PtGA and PGA should be considered as complementary measures in BS, as patients and physicians may be influenced by different factors when assessing active disease manifestations. Particularly, PtGA may be a useful tool in the assessment of BS disease activity, as it carries a low risk to misclassify an inactive disease, and may allow to capture aspects of the patient's health that negatively affect his well-being and the treatment.
比较白塞病(BS)患者与医生对疾病活动度的整体评估,并调查潜在不一致的频率、程度及决定因素。

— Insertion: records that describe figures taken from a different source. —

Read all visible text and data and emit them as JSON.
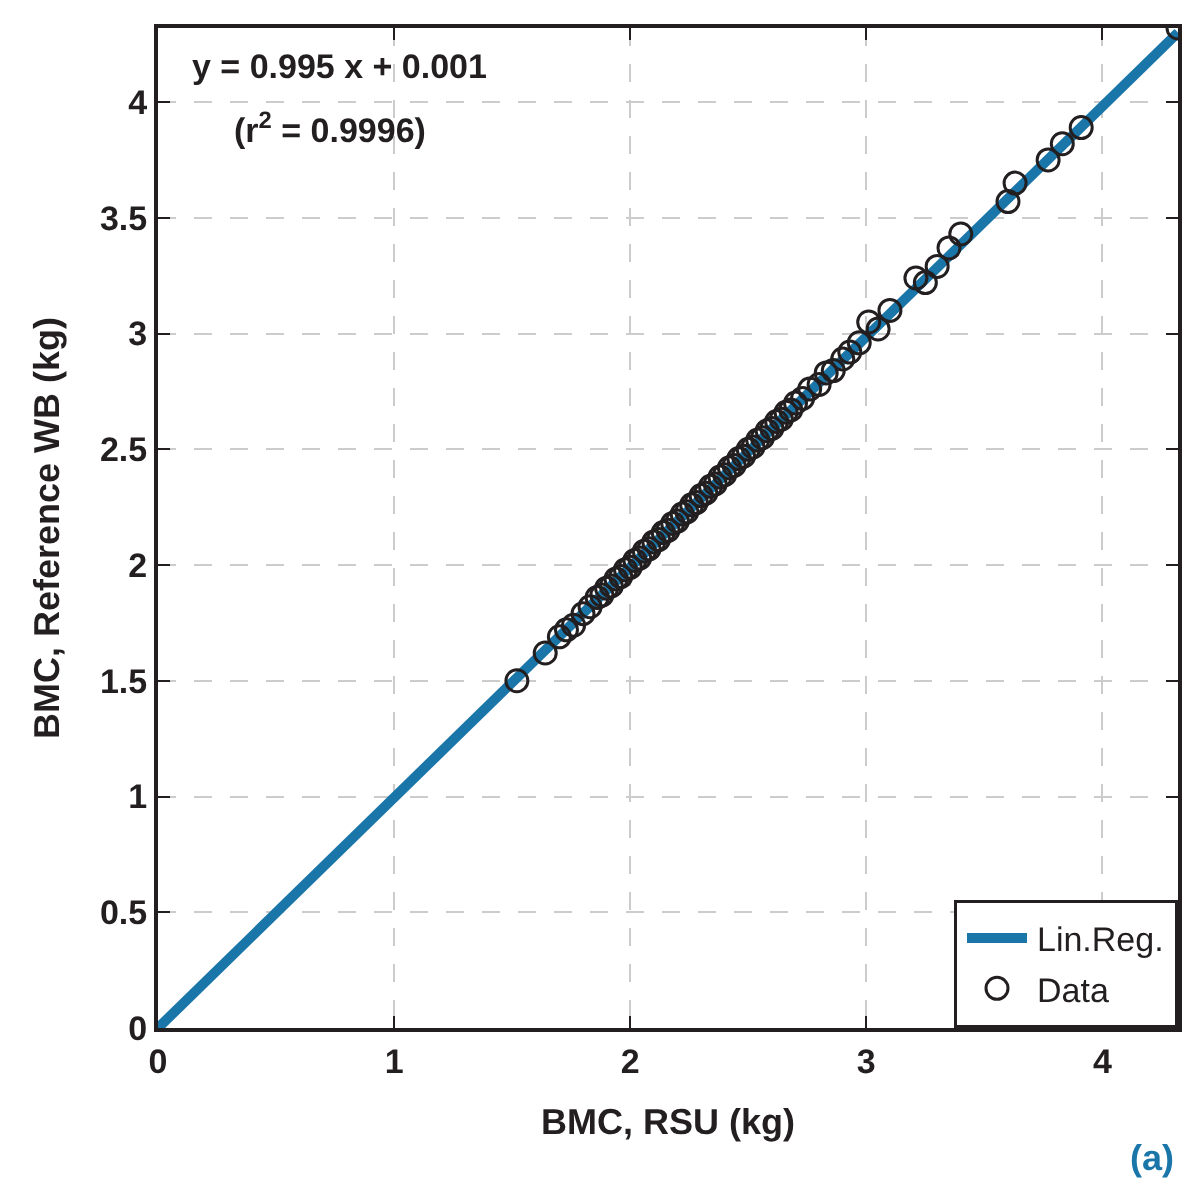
{
  "chart_data": {
    "type": "scatter",
    "xlabel": "BMC, RSU (kg)",
    "ylabel": "BMC, Reference WB (kg)",
    "xlim": [
      0,
      4.32
    ],
    "ylim": [
      0,
      4.32
    ],
    "xticks": [
      0,
      1,
      2,
      3,
      4
    ],
    "yticks": [
      0,
      0.5,
      1,
      1.5,
      2,
      2.5,
      3,
      3.5,
      4
    ],
    "grid": true,
    "legend": "bottom right",
    "annotations": [
      "y = 0.995 x + 0.001",
      "(r$^{2}$ = 0.9996)",
      "(a)"
    ],
    "series": [
      {
        "name": "Lin.Reg.",
        "type": "line",
        "color": "#1a75a8",
        "marker": "none",
        "line_style": "solid",
        "x": [
          0,
          4.32
        ],
        "values": [
          0.0,
          4.3
        ]
      },
      {
        "name": "Data",
        "color": "#231f20",
        "marker": "circle",
        "x": [
          1.52,
          1.64,
          1.7,
          1.73,
          1.76,
          1.8,
          1.83,
          1.86,
          1.88,
          1.9,
          1.92,
          1.94,
          1.96,
          1.98,
          2.0,
          2.02,
          2.04,
          2.06,
          2.08,
          2.1,
          2.12,
          2.14,
          2.16,
          2.18,
          2.2,
          2.22,
          2.24,
          2.26,
          2.28,
          2.3,
          2.32,
          2.34,
          2.36,
          2.38,
          2.4,
          2.42,
          2.44,
          2.46,
          2.48,
          2.5,
          2.52,
          2.54,
          2.56,
          2.58,
          2.6,
          2.62,
          2.64,
          2.66,
          2.68,
          2.7,
          2.73,
          2.76,
          2.8,
          2.83,
          2.86,
          2.9,
          2.93,
          2.97,
          3.01,
          3.05,
          3.1,
          3.21,
          3.25,
          3.3,
          3.35,
          3.4,
          3.6,
          3.63,
          3.77,
          3.83,
          3.91,
          4.32
        ],
        "values": [
          1.5,
          1.62,
          1.69,
          1.72,
          1.74,
          1.79,
          1.82,
          1.86,
          1.87,
          1.9,
          1.91,
          1.94,
          1.95,
          1.98,
          1.99,
          2.02,
          2.03,
          2.06,
          2.07,
          2.1,
          2.11,
          2.14,
          2.15,
          2.18,
          2.19,
          2.22,
          2.23,
          2.26,
          2.27,
          2.3,
          2.31,
          2.34,
          2.35,
          2.38,
          2.39,
          2.42,
          2.43,
          2.46,
          2.47,
          2.5,
          2.51,
          2.54,
          2.55,
          2.58,
          2.59,
          2.62,
          2.63,
          2.66,
          2.67,
          2.7,
          2.72,
          2.76,
          2.78,
          2.83,
          2.84,
          2.89,
          2.92,
          2.96,
          3.05,
          3.02,
          3.1,
          3.24,
          3.22,
          3.29,
          3.37,
          3.43,
          3.57,
          3.65,
          3.75,
          3.82,
          3.89,
          4.32
        ]
      }
    ]
  }
}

在意大利、希腊、葡萄牙和西班牙共纳入226例成年BS患者,年龄中位数(IQR)为46.9(35.6 - 55.2)岁。在招募访视时收集人口统计学、临床和治疗变量以及患者报告的结局。计算简明健康调查问卷36(SF - 36)的生理(PCS)和心理(MCS)分量表总分以及白塞病整体损伤指数(BODI)。采用10厘米视觉模拟量表,通过患者整体评估(PtGA)和医生整体评估(PGA)以及白塞病当前活动形式(BDCAF)评估疾病活动度。不一致性(∆)通过PtGA减去PGA计算得出,使用更严格的(∆ = ±2)和较宽松的(∆ = ±1)临界值定义为正向不一致(PtGA > PGA)和负向不一致(PtGA < PGA)。进行单因素和多因素逻辑回归分析。

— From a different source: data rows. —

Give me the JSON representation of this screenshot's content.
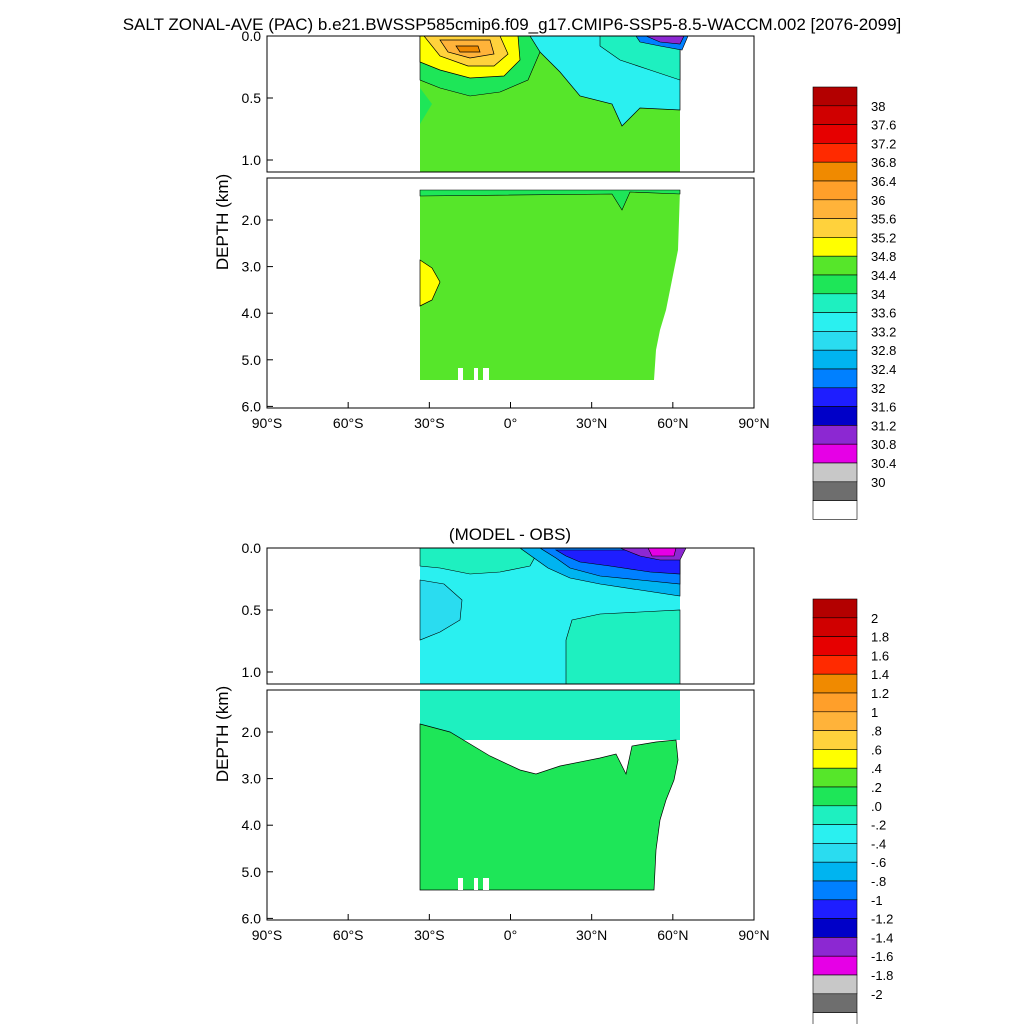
{
  "title": "SALT ZONAL-AVE (PAC) b.e21.BWSSP585cmip6.f09_g17.CMIP6-SSP5-8.5-WACCM.002 [2076-2099]",
  "chart_data": [
    {
      "type": "heatmap",
      "title": "",
      "ylabel": "DEPTH (km)",
      "xlabel": "",
      "x_ticks": [
        "90°S",
        "60°S",
        "30°S",
        "0°",
        "30°N",
        "60°N",
        "90°N"
      ],
      "y_ticks_upper": [
        "0.0",
        "0.5",
        "1.0"
      ],
      "y_ticks_lower": [
        "2.0",
        "3.0",
        "4.0",
        "5.0",
        "6.0"
      ],
      "xlim": [
        -90,
        90
      ],
      "ylim": [
        6.0,
        0.0
      ],
      "colorbar_labels": [
        "38",
        "37.6",
        "37.2",
        "36.8",
        "36.4",
        "36",
        "35.6",
        "35.2",
        "34.8",
        "34.4",
        "34",
        "33.6",
        "33.2",
        "32.8",
        "32.4",
        "32",
        "31.6",
        "31.2",
        "30.8",
        "30.4",
        "30"
      ],
      "colorbar_colors": [
        "#b30000",
        "#d00000",
        "#e60000",
        "#ff2a00",
        "#f08a00",
        "#ff9f2a",
        "#ffb33a",
        "#ffd23c",
        "#ffff00",
        "#56e62a",
        "#1ee658",
        "#1ef0c0",
        "#2af0f0",
        "#2adcf0",
        "#00b4f0",
        "#0080ff",
        "#1e1eff",
        "#0000c8",
        "#8c28d2",
        "#e600e6",
        "#c8c8c8",
        "#6e6e6e",
        "#ffffff"
      ],
      "dominant_value": 34.6,
      "data_extent_lat": [
        -33,
        62
      ]
    },
    {
      "type": "heatmap",
      "title": "(MODEL - OBS)",
      "ylabel": "DEPTH (km)",
      "xlabel": "",
      "x_ticks": [
        "90°S",
        "60°S",
        "30°S",
        "0°",
        "30°N",
        "60°N",
        "90°N"
      ],
      "y_ticks_upper": [
        "0.0",
        "0.5",
        "1.0"
      ],
      "y_ticks_lower": [
        "2.0",
        "3.0",
        "4.0",
        "5.0",
        "6.0"
      ],
      "xlim": [
        -90,
        90
      ],
      "ylim": [
        6.0,
        0.0
      ],
      "colorbar_labels": [
        "2",
        "1.8",
        "1.6",
        "1.4",
        "1.2",
        "1",
        ".8",
        ".6",
        ".4",
        ".2",
        ".0",
        "-.2",
        "-.4",
        "-.6",
        "-.8",
        "-1",
        "-1.2",
        "-1.4",
        "-1.6",
        "-1.8",
        "-2"
      ],
      "colorbar_colors": [
        "#b30000",
        "#d00000",
        "#e60000",
        "#ff2a00",
        "#f08a00",
        "#ff9f2a",
        "#ffb33a",
        "#ffd23c",
        "#ffff00",
        "#56e62a",
        "#1ee658",
        "#1ef0c0",
        "#2af0f0",
        "#2adcf0",
        "#00b4f0",
        "#0080ff",
        "#1e1eff",
        "#0000c8",
        "#8c28d2",
        "#e600e6",
        "#c8c8c8",
        "#6e6e6e",
        "#ffffff"
      ],
      "data_extent_lat": [
        -33,
        62
      ]
    }
  ]
}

PtGA和PGA评分中位数分别为2.0(0.3 - 5.0)厘米和1.0(0.0 - 3.0)厘米。根据所应用的临界值,不一致性患病率有所不同(从29.6%至55.3%),且大多数(> 80%)的分歧是由于患者对自身疾病活动度的评分更高。BDCAF值越高,正向不一致率越高。当BDCAF = 0时,PtGA和PGA的中位数(IQR)值分别为0.2(0 - 2)和0(0 - 1)。使用两种临界值时,PCS(调整优势比(adjOR)每单位0.96,95%CI 0.93 - 0.98,p = 0.006)和MCS(adjOR每单位0.96,95%CI 0.93 - 0.99,p = 0.003)均与正向不一致独立相关。活动性眼部受累是负向不一致的一个潜在决定因素(adjOR 5.88,95%CI 1.48 - 23.30,p = 0.012)。
在白塞病中,PtGA和PGA应被视为互补的测量方法,因为患者和医生在评估疾病活动表现时可能受到不同因素的影响。特别是,PtGA可能是评估白塞病疾病活动度的有用工具,因为它将非活动性疾病误分类的风险较低,并且可能有助于捕捉对患者幸福感和治疗产生负面影响的健康方面。